La centaine de Suédois qui vivent au Biafra ont , sans doute , approuvé son geste . Mais ceux qui résident au Nigeria craignent des représailles .
Rune Glad , représentant de Transair à Lagos , en a même fait une jaunisse et a tenu à rappeler que son séjour touchait à sa fin . . .
Carl Gustav von Rosen ne semble pas se soucier beaucoup du tumulte que produit la constitution d’une escadrille suédo-biafraise . Il n’a jamais détesté
la publicité . Son compte en banque n’est certes pas débiteur et il a sa conscience pour lui . Tout pour être heureux ! Et il ne craint même pas les journalistes , devenus les bêtes noires des policiers gabonais de Libreville et des policiers biafrais d’Uli . Une équipe de télévision française vient d’être tout simplement refoulée !

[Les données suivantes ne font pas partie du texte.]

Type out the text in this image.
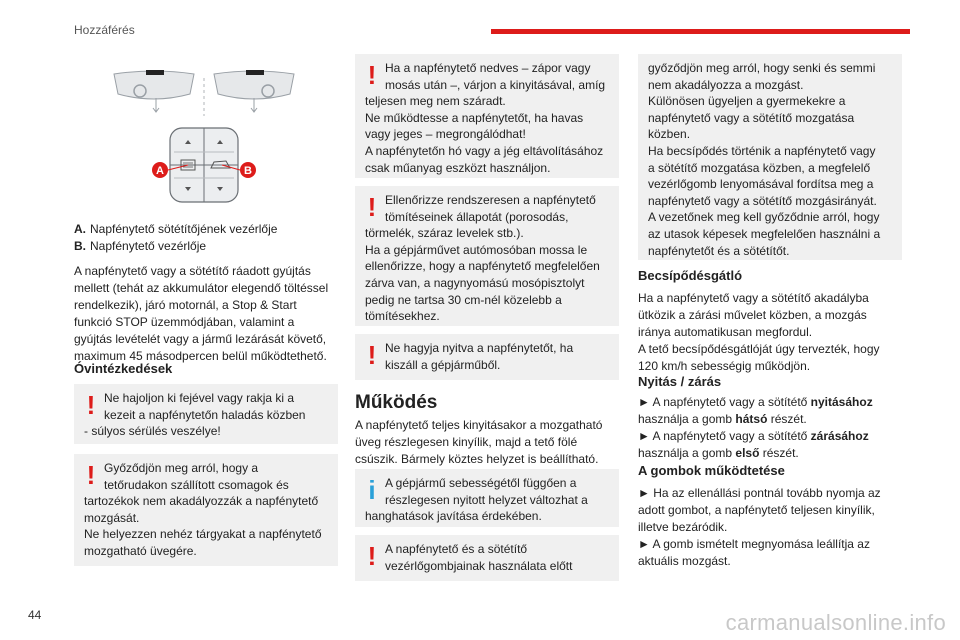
Hozzáférés
A	B
A. Napfénytető sötétítőjének vezérlője
B. Napfénytető vezérlője
A napfénytető vagy a sötétítő ráadott gyújtás
mellett (tehát az akkumulátor elegendő töltéssel
rendelkezik), járó motornál, a Stop & Start
funkció STOP üzemmódjában, valamint a
gyújtás levételét vagy a jármű lezárását követő,
maximum 45 másodpercen belül működtethető.
Óvintézkedések
! Ne hajoljon ki fejével vagy rakja ki a
kezeit a napfénytetőn haladás közben
- súlyos sérülés veszélye!
! Győződjön meg arról, hogy a
tetőrudakon szállított csomagok és
tartozékok nem akadályozzák a napfénytető
mozgását.
Ne helyezzen nehéz tárgyakat a napfénytető
mozgatható üvegére.
! Ha a napfénytető nedves – zápor vagy
mosás után –, várjon a kinyitásával, amíg
teljesen meg nem száradt.
Ne működtesse a napfénytetőt, ha havas
vagy jeges – megrongálódhat!
A napfénytetőn hó vagy a jég eltávolításához
csak műanyag eszközt használjon.
! Ellenőrizze rendszeresen a napfénytető
tömítéseinek állapotát (porosodás,
törmelék, száraz levelek stb.).
Ha a gépjárművet autómosóban mossa le
ellenőrizze, hogy a napfénytető megfelelően
zárva van, a nagynyomású mosópisztolyt
pedig ne tartsa 30 cm-nél közelebb a
tömítésekhez.
! Ne hagyja nyitva a napfénytetőt, ha
kiszáll a gépjárműből.
Működés
A napfénytető teljes kinyitásakor a mozgatható
üveg részlegesen kinyílik, majd a tető fölé
csúszik. Bármely köztes helyzet is beállítható.
i A gépjármű sebességétől függően a
részlegesen nyitott helyzet változhat a
hanghatások javítása érdekében.
! A napfénytető és a sötétítő
vezérlőgombjainak használata előtt
győződjön meg arról, hogy senki és semmi
nem akadályozza a mozgást.
Különösen ügyeljen a gyermekekre a
napfénytető vagy a sötétítő mozgatása
közben.
Ha becsípődés történik a napfénytető vagy
a sötétítő mozgatása közben, a megfelelő
vezérlőgomb lenyomásával fordítsa meg a
napfénytető vagy a sötétítő mozgásirányát.
A vezetőnek meg kell győződnie arról, hogy
az utasok képesek megfelelően használni a
napfénytetőt és a sötétítőt.
Becsípődésgátló
Ha a napfénytető vagy a sötétítő akadályba
ütközik a zárási művelet közben, a mozgás
iránya automatikusan megfordul.
A tető becsípődésgátlóját úgy tervezték, hogy
120 km/h sebességig működjön.
Nyitás / zárás
► A napfénytető vagy a sötítétő nyitásához
használja a gomb hátsó részét.
► A napfénytető vagy a sötítétő zárásához
használja a gomb első részét.
A gombok működtetése
► Ha az ellenállási pontnál tovább nyomja az
adott gombot, a napfénytető teljesen kinyílik,
illetve bezáródik.
► A gomb ismételt megnyomása leállítja az
aktuális mozgást.
44	carmanualsonline.info
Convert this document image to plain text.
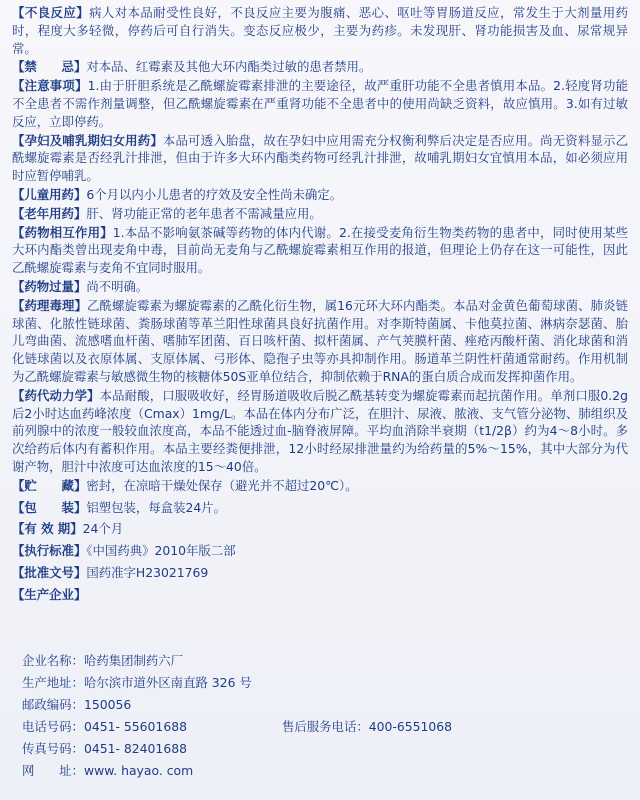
【不良反应】病人对本品耐受性良好，不良反应主要为腹痛、恶心、呕吐等胃肠道反应，常发生于大剂量用药时，程度大多轻微，停药后可自行消失。变态反应极少，主要为药疹。未发现肝、肾功能损害及血、尿常规异常。

【禁　　忌】对本品、红霉素及其他大环内酯类过敏的患者禁用。

【注意事项】1.由于肝胆系统是乙酰螺旋霉素排泄的主要途径，故严重肝功能不全患者慎用本品。2.轻度肾功能不全患者不需作剂量调整，但乙酰螺旋霉素在严重肾功能不全患者中的使用尚缺乏资料，故应慎用。3.如有过敏反应，立即停药。

【孕妇及哺乳期妇女用药】本品可透入胎盘，故在孕妇中应用需充分权衡利弊后决定是否应用。尚无资料显示乙酰螺旋霉素是否经乳汁排泄，但由于许多大环内酯类药物可经乳汁排泄，故哺乳期妇女宜慎用本品，如必须应用时应暂停哺乳。

【儿童用药】6个月以内小儿患者的疗效及安全性尚未确定。

【老年用药】肝、肾功能正常的老年患者不需减量应用。

【药物相互作用】1.本品不影响氨茶碱等药物的体内代谢。2.在接受麦角衍生物类药物的患者中，同时使用某些大环内酯类曾出现麦角中毒，目前尚无麦角与乙酰螺旋霉素相互作用的报道，但理论上仍存在这一可能性，因此乙酰螺旋霉素与麦角不宜同时服用。

【药物过量】尚不明确。

【药理毒理】乙酰螺旋霉素为螺旋霉素的乙酰化衍生物，属16元环大环内酯类。本品对金黄色葡萄球菌、肺炎链球菌、化脓性链球菌、粪肠球菌等革兰阳性球菌具良好抗菌作用。对李斯特菌属、卡他莫拉菌、淋病奈瑟菌、胎儿弯曲菌、流感嗜血杆菌、嗜肺军团菌、百日咳杆菌、拟杆菌属、产气荚膜杆菌、痤疮丙酸杆菌、消化球菌和消化链球菌以及衣原体属、支原体属、弓形体、隐孢子虫等亦具抑制作用。肠道革兰阴性杆菌通常耐药。作用机制为乙酰螺旋霉素与敏感微生物的核糖体50S亚单位结合，抑制依赖于RNA的蛋白质合成而发挥抑菌作用。

【药代动力学】本品耐酸，口服吸收好，经胃肠道吸收后脱乙酰基转变为螺旋霉素而起抗菌作用。单剂口服0.2g后2小时达血药峰浓度（Cmax）1mg/L。本品在体内分布广泛，在胆汁、尿液、脓液、支气管分泌物、肺组织及前列腺中的浓度一般较血浓度高，本品不能透过血-脑脊液屏障。平均血消除半衰期（t1/2β）约为4～8小时。多次给药后体内有蓄积作用。本品主要经粪便排泄，12小时经尿排泄量约为给药量的5%～15%，其中大部分为代谢产物，胆汁中浓度可达血浓度的15～40倍。

【贮　　藏】密封，在凉暗干燥处保存（避光并不超过20℃）。

【包　　装】铝塑包装，每盒装24片。

【有 效 期】24个月

【执行标准】《中国药典》2010年版二部

【批准文号】国药准字H23021769

【生产企业】

企业名称：哈药集团制药六厂
生产地址：哈尔滨市道外区南直路 326 号
邮政编码：150056
电话号码：0451- 55601688	售后服务电话：400-6551068
传真号码：0451- 82401688
网　　址：www. hayao. com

Le petit garçons suédois qui regardait les vieux « coucous » tourner entre les nuages du ciels de Scanie aura mis un demi-siècle pour satisfaire pleinement sa vocation . Il se prend pour un « paladin du ciel ». C’est un jeu dangereux . Mais il a toujours été joueur . Ce n’est pas à soixante ans qu’il va cesser de jouer.